Ferrucci’s research revealed “inflammatory activity breaks down skeletal muscle, which leads to the
loss of lean muscle mass.”
Per the article, people who suffer from Alzheimer’s “bristle with inflammatory cells and cytokines”
where the brain is clogged with senility-associated plaques. Research has shown that cytokines block
memory formation.
But now we’re seeing silent inflammation as treatable. And that may mean the chronic diseases linked
to inflammation may be treatable as well, from diabetes, dementia and heart disease to even cancer. As
McGowan writes, “It would almost surely allow us to live better, increasing the odds that we could all
spend our old age feeling . . . healthy, vibrant and vital.”
The best way to maintain optimum health as we age is aiding the whole soul with Classical Homeopathy. Mentally, emotionally, physically and spiritually.
How can you reduce inflammation? The inflammatory response can be “sharply inhibited” through
dietary restriction and lifestyle changes—which subsequently promote better health.
• Stay clear of polyunsaturated oils and trans fats.
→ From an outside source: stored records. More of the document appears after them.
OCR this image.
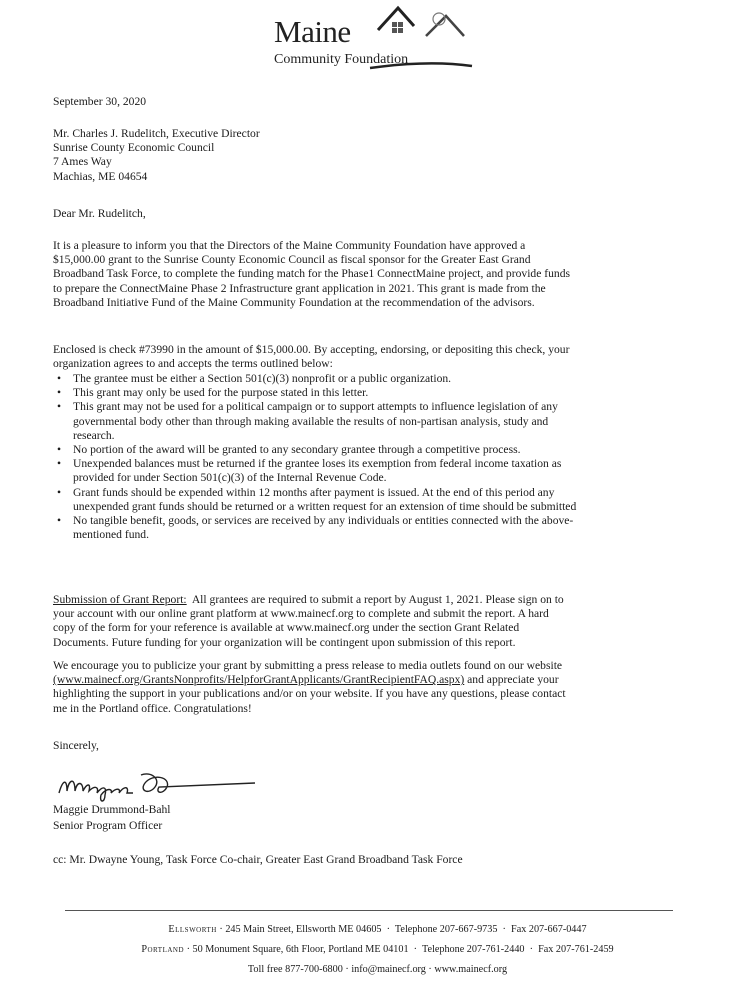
Maine
Community Foundation
September 30, 2020
Mr. Charles J. Rudelitch, Executive Director
Sunrise County Economic Council
7 Ames Way
Machias, ME 04654
Dear Mr. Rudelitch,
It is a pleasure to inform you that the Directors of the Maine Community Foundation have approved a
$15,000.00 grant to the Sunrise County Economic Council as fiscal sponsor for the Greater East Grand
Broadband Task Force, to complete the funding match for the Phase1 ConnectMaine project, and provide funds
to prepare the ConnectMaine Phase 2 Infrastructure grant application in 2021. This grant is made from the
Broadband Initiative Fund of the Maine Community Foundation at the recommendation of the advisors.
Enclosed is check #73990 in the amount of $15,000.00. By accepting, endorsing, or depositing this check, your
organization agrees to and accepts the terms outlined below:
• The grantee must be either a Section 501(c)(3) nonprofit or a public organization.
• This grant may only be used for the purpose stated in this letter.
• This grant may not be used for a political campaign or to support attempts to influence legislation of any
governmental body other than through making available the results of non-partisan analysis, study and
research.
• No portion of the award will be granted to any secondary grantee through a competitive process.
• Unexpended balances must be returned if the grantee loses its exemption from federal income taxation as
provided for under Section 501(c)(3) of the Internal Revenue Code.
• Grant funds should be expended within 12 months after payment is issued. At the end of this period any
unexpended grant funds should be returned or a written request for an extension of time should be submitted
• No tangible benefit, goods, or services are received by any individuals or entities connected with the above-
mentioned fund.
Submission of Grant Report:  All grantees are required to submit a report by August 1, 2021. Please sign on to
your account with our online grant platform at www.mainecf.org to complete and submit the report. A hard
copy of the form for your reference is available at www.mainecf.org under the section Grant Related
Documents. Future funding for your organization will be contingent upon submission of this report.
We encourage you to publicize your grant by submitting a press release to media outlets found on our website
(www.mainecf.org/GrantsNonprofits/HelpforGrantApplicants/GrantRecipientFAQ.aspx) and appreciate your
highlighting the support in your publications and/or on your website. If you have any questions, please contact
me in the Portland office. Congratulations!
Sincerely,
Maggie Drummond-Bahl
Senior Program Officer
cc: Mr. Dwayne Young, Task Force Co-chair, Greater East Grand Broadband Task Force
Ellsworth · 245 Main Street, Ellsworth ME 04605  ·  Telephone 207-667-9735  ·  Fax 207-667-0447
Portland · 50 Monument Square, 6th Floor, Portland ME 04101  ·  Telephone 207-761-2440  ·  Fax 207-761-2459
Toll free 877-700-6800 · info@mainecf.org · www.mainecf.org
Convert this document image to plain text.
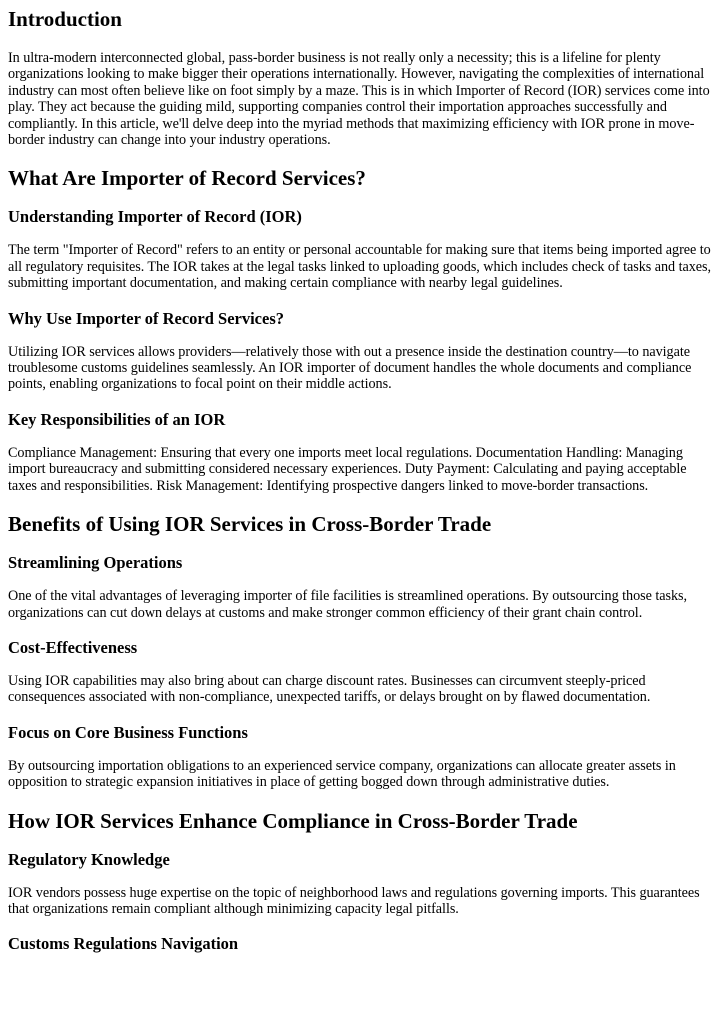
Introduction

In ultra-modern interconnected global, pass-border business is not really only a necessity; this is a lifeline for plenty organizations looking to make bigger their operations internationally. However, navigating the complexities of international industry can most often believe like on foot simply by a maze. This is in which Importer of Record (IOR) services come into play. They act because the guiding mild, supporting companies control their importation approaches successfully and compliantly. In this article, we'll delve deep into the myriad methods that maximizing efficiency with IOR prone in move-border industry can change into your industry operations.

What Are Importer of Record Services?
Understanding Importer of Record (IOR)

The term "Importer of Record" refers to an entity or personal accountable for making sure that items being imported agree to all regulatory requisites. The IOR takes at the legal tasks linked to uploading goods, which includes check of tasks and taxes, submitting important documentation, and making certain compliance with nearby legal guidelines.

Why Use Importer of Record Services?

Utilizing IOR services allows providers—relatively those with out a presence inside the destination country—to navigate troublesome customs guidelines seamlessly. An IOR importer of document handles the whole documents and compliance points, enabling organizations to focal point on their middle actions.

Key Responsibilities of an IOR

Compliance Management: Ensuring that every one imports meet local regulations. Documentation Handling: Managing import bureaucracy and submitting considered necessary experiences. Duty Payment: Calculating and paying acceptable taxes and responsibilities. Risk Management: Identifying prospective dangers linked to move-border transactions.

Benefits of Using IOR Services in Cross-Border Trade
Streamlining Operations

One of the vital advantages of leveraging importer of file facilities is streamlined operations. By outsourcing those tasks, organizations can cut down delays at customs and make stronger common efficiency of their grant chain control.

Cost-Effectiveness

Using IOR capabilities may also bring about can charge discount rates. Businesses can circumvent steeply-priced consequences associated with non-compliance, unexpected tariffs, or delays brought on by flawed documentation.

Focus on Core Business Functions

By outsourcing importation obligations to an experienced service company, organizations can allocate greater assets in opposition to strategic expansion initiatives in place of getting bogged down through administrative duties.

How IOR Services Enhance Compliance in Cross-Border Trade
Regulatory Knowledge

IOR vendors possess huge expertise on the topic of neighborhood laws and regulations governing imports. This guarantees that organizations remain compliant although minimizing capacity legal pitfalls.

Customs Regulations Navigation
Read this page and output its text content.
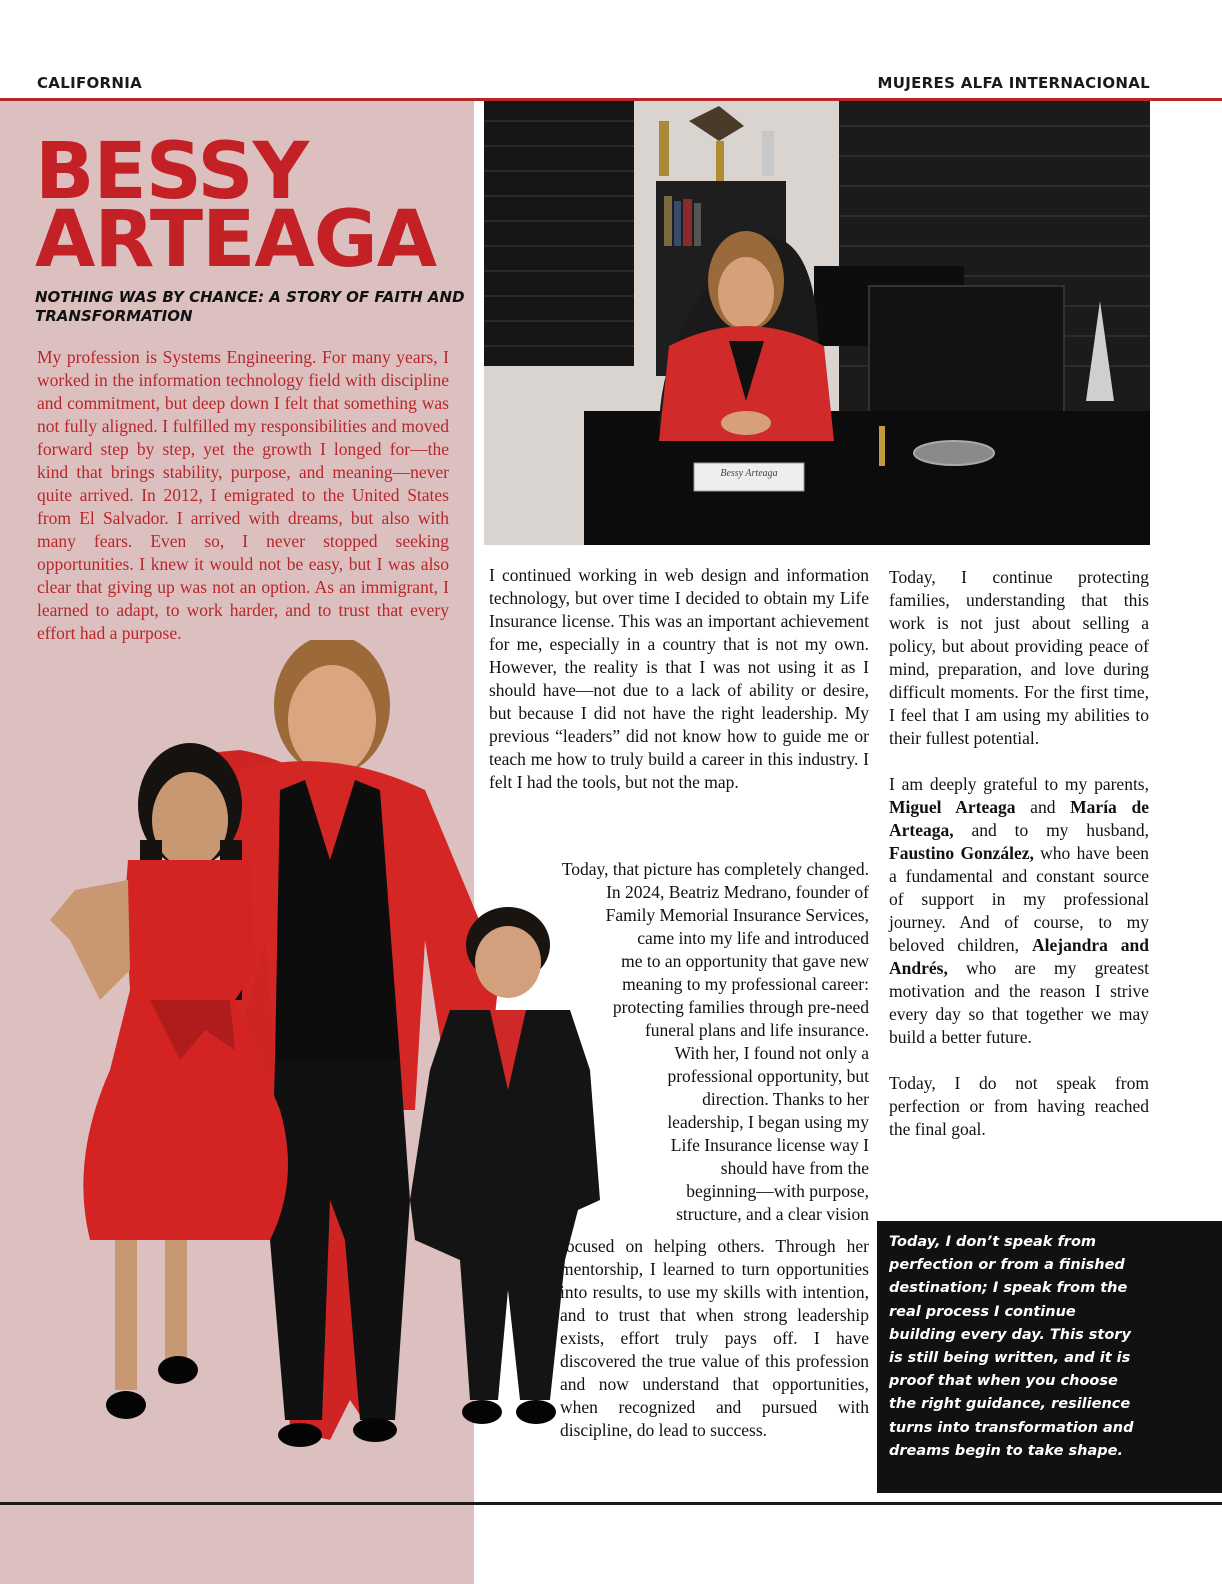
CALIFORNIA	MUJERES ALFA INTERNACIONAL
BESSY
ARTEAGA

NOTHING WAS BY CHANCE: A STORY OF FAITH AND TRANSFORMATION

My profession is Systems Engineering. For many years, I worked in the information technology field with discipline and commitment, but deep down I felt that something was not fully aligned. I fulfilled my responsibilities and moved forward step by step, yet the growth I longed for—the kind that brings stability, purpose, and meaning—never quite arrived. In 2012, I emigrated to the United States from El Salvador. I arrived with dreams, but also with many fears. Even so, I never stopped seeking opportunities. I knew it would not be easy, but I was also clear that giving up was not an option. As an immigrant, I learned to adapt, to work harder, and to trust that every effort had a purpose.

Bessy Arteaga

I continued working in web design and information technology, but over time I decided to obtain my Life Insurance license. This was an important achievement for me, especially in a country that is not my own. However, the reality is that I was not using it as I should have—not due to a lack of ability or desire, but because I did not have the right leadership. My previous “leaders” did not know how to guide me or teach me how to truly build a career in this industry. I felt I had the tools, but not the map.

Today, that picture has completely changed.
In 2024, Beatriz Medrano, founder of
Family Memorial Insurance Services,
came into my life and introduced
me to an opportunity that gave new
meaning to my professional career:
protecting families through pre-need
funeral plans and life insurance.
With her, I found not only a
professional opportunity, but
direction. Thanks to her
leadership, I began using my
Life Insurance license way I
should have from the
beginning—with purpose,
structure, and a clear vision

focused on helping others. Through her mentorship, I learned to turn opportunities into results, to use my skills with intention, and to trust that when strong leadership exists, effort truly pays off. I have discovered the true value of this profession and now understand that opportunities, when recognized and pursued with discipline, do lead to success.

Today, I continue protecting families, understanding that this work is not just about selling a policy, but about providing peace of mind, preparation, and love during difficult moments. For the first time, I feel that I am using my abilities to their fullest potential.

I am deeply grateful to my parents, Miguel Arteaga and María de Arteaga, and to my husband, Faustino González, who have been a fundamental and constant source of support in my professional journey. And of course, to my beloved children, Alejandra and Andrés, who are my greatest motivation and the reason I strive every day so that together we may build a better future.

Today, I do not speak from perfection or from having reached the final goal.

Today, I don’t speak from perfection or from a finished destination; I speak from the real process I continue building every day. This story is still being written, and it is proof that when you choose the right guidance, resilience turns into transformation and dreams begin to take shape.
• Increase vegetable intake, which gives you more antioxidants.
• Opt for low-gylcemic nutrition. Raw foods have lower gylcemic index than cooked vegetables or very ripe fruit.
• Exercise regularly and maintain a healthy weight—fat cells generate more inflammation.
• Augment your diet with omega-3 fatty acids that help the immune
system modulate response, curcumin, garlic, ginger, pomegranate,
luteolin, lipoic
acid, 5-Loxin, vitamin K and vitamin E.